Wealth and income inequality were nothing rare in global history. What was peculiar about the class system in the United States, though, is that for centuries we denied it existed. At every rung of the economic ladder, Americans believed that hard work and a little know-how were all a person needed to get ahead.
Unlike so many people
of my generation, I did get a good life for my hard work and know-how. In addition to what I might have earned, there were strokes of grace along the way that I can’t take any credit for. Somehow I ended up with a better situation than my parents had.
But the American Dream has a price tag on it. The cost changes depending on where you’re born and to whom, with what color skin and with how much money in your parents’ bank account. The poorer you are, the higher the price. You can pay an entire life in labor, it turns out, and have nothing to show for it. Less than nothing, even: debt, injury, abject need.

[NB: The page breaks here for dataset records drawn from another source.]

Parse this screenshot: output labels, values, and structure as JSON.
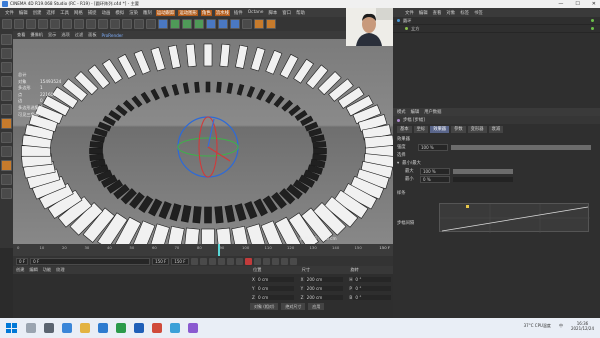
{
  "window": {
    "title": "CINEMA 4D R19.068 Studio (RC - R19) - [圆环阵列.c4d *] - 主要",
    "min": "—",
    "max": "☐",
    "close": "✕"
  },
  "menu": [
    "文件",
    "编辑",
    "创建",
    "选择",
    "工具",
    "网格",
    "捕捉",
    "动画",
    "模拟",
    "渲染",
    "雕刻",
    "运动跟踪",
    "运动图形",
    "角色",
    "流水线",
    "插件",
    "Octane",
    "脚本",
    "窗口",
    "帮助"
  ],
  "menu_highlight": [
    "运动跟踪",
    "运动图形",
    "角色",
    "流水线"
  ],
  "viewport": {
    "menu": [
      "查看",
      "摄像机",
      "显示",
      "选项",
      "过滤",
      "面板",
      "ProRender"
    ],
    "stats": [
      {
        "k": "总计",
        "v": ""
      },
      {
        "k": "对象",
        "v": "15493524"
      },
      {
        "k": "多边形",
        "v": "1"
      },
      {
        "k": "点",
        "v": "22160585"
      },
      {
        "k": "边",
        "v": "0"
      },
      {
        "k": "多边形选集",
        "v": "0"
      },
      {
        "k": "可见三角形",
        "v": "0"
      }
    ],
    "grid_label": "网格间距 : 100 cm"
  },
  "timeline": {
    "ticks": [
      "0",
      "10",
      "20",
      "30",
      "40",
      "50",
      "60",
      "70",
      "80",
      "90",
      "100",
      "110",
      "120",
      "130",
      "140",
      "150"
    ],
    "end_label": "150 F",
    "frame_readout": "0 F"
  },
  "playback": {
    "start": "0 F",
    "min": "0 F",
    "max": "150 F",
    "end": "150 F"
  },
  "object_panel": {
    "tabs": [
      "创建",
      "编辑",
      "功能",
      "纹理"
    ]
  },
  "coords": {
    "headers": [
      "位置",
      "尺寸",
      "旋转"
    ],
    "rows": [
      {
        "a": "X",
        "p": "0 cm",
        "s": "200 cm",
        "rl": "H",
        "r": "0 °"
      },
      {
        "a": "Y",
        "p": "0 cm",
        "s": "200 cm",
        "rl": "P",
        "r": "0 °"
      },
      {
        "a": "Z",
        "p": "0 cm",
        "s": "200 cm",
        "rl": "B",
        "r": "0 °"
      }
    ],
    "mode": "对象 (相对)",
    "size_mode": "绝对尺寸",
    "apply": "应用"
  },
  "object_manager": {
    "menu": [
      "文件",
      "编辑",
      "查看",
      "对象",
      "标签",
      "书签"
    ],
    "items": [
      {
        "name": "圆环",
        "indent": 0
      },
      {
        "name": "立方",
        "indent": 4
      }
    ]
  },
  "attributes": {
    "menu": [
      "模式",
      "编辑",
      "用户数据"
    ],
    "object_title": "步幅 [步幅]",
    "tabs": [
      {
        "label": "基本",
        "on": false
      },
      {
        "label": "坐标",
        "on": false
      },
      {
        "label": "效果器",
        "on": true
      },
      {
        "label": "参数",
        "on": false
      },
      {
        "label": "变形器",
        "on": false
      },
      {
        "label": "衰减",
        "on": false
      }
    ],
    "section": "效果器",
    "strength": {
      "label": "强度",
      "value": "100 %",
      "fill": 1.0
    },
    "selection": {
      "label": "选择"
    },
    "minmax": {
      "label": "最小/最大"
    },
    "max": {
      "label": "最大",
      "value": "100 %",
      "fill": 1.0
    },
    "min": {
      "label": "最小",
      "value": "0 %",
      "fill": 0.0
    },
    "spline_label": "样条",
    "step_gap_label": "步幅间隔"
  },
  "camera_feed": {
    "icon": "webcam-person"
  },
  "taskbar": {
    "weather": "37°C",
    "weather_sub": "CPU温度",
    "time": "16:36",
    "date": "2021/12/24",
    "lang": "中"
  }
}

No matter who you are or what you started with, though, your fortunes are not assured. For decades, far more people fell down the ladder than climbed up it. The American economy is less like a dream supported by democracy than it is like an inconsistent god. Most of us, regardless of economic station, sacrifice a great deal to it.
That can be a satisfying agreement. Grandpa Arnie loved working the land not for the price of wheat per bushel but because smelling damp earth at sunrise felt like a holy experience. Dad loved building something beautiful out of good lumber not for the paycheck but for seeing his own creativity turned into a sturdy, useful structure. The pleasure that Mom got when she sold a little house in Wichita wasn’t just for the small commission but for the tears in the family’s eyes when she handed them the keys.
Work can be a true communion with resources, materials, other people. I have no issue with work.
Its relationship to the economy—whose work is assigned what value—is where the trouble comes in.
My family’s labor was undervalued to such an extent that, while we never starved or went without shelter in a chronic way, we all knew what it felt like to need something essential—food, shoes, a safe place to live, a rent payment, a trip to the doctor—and go without it for lack of money. That’s the sort of mess I wanted out of. That’s the sort of mess I never wanted you to experience.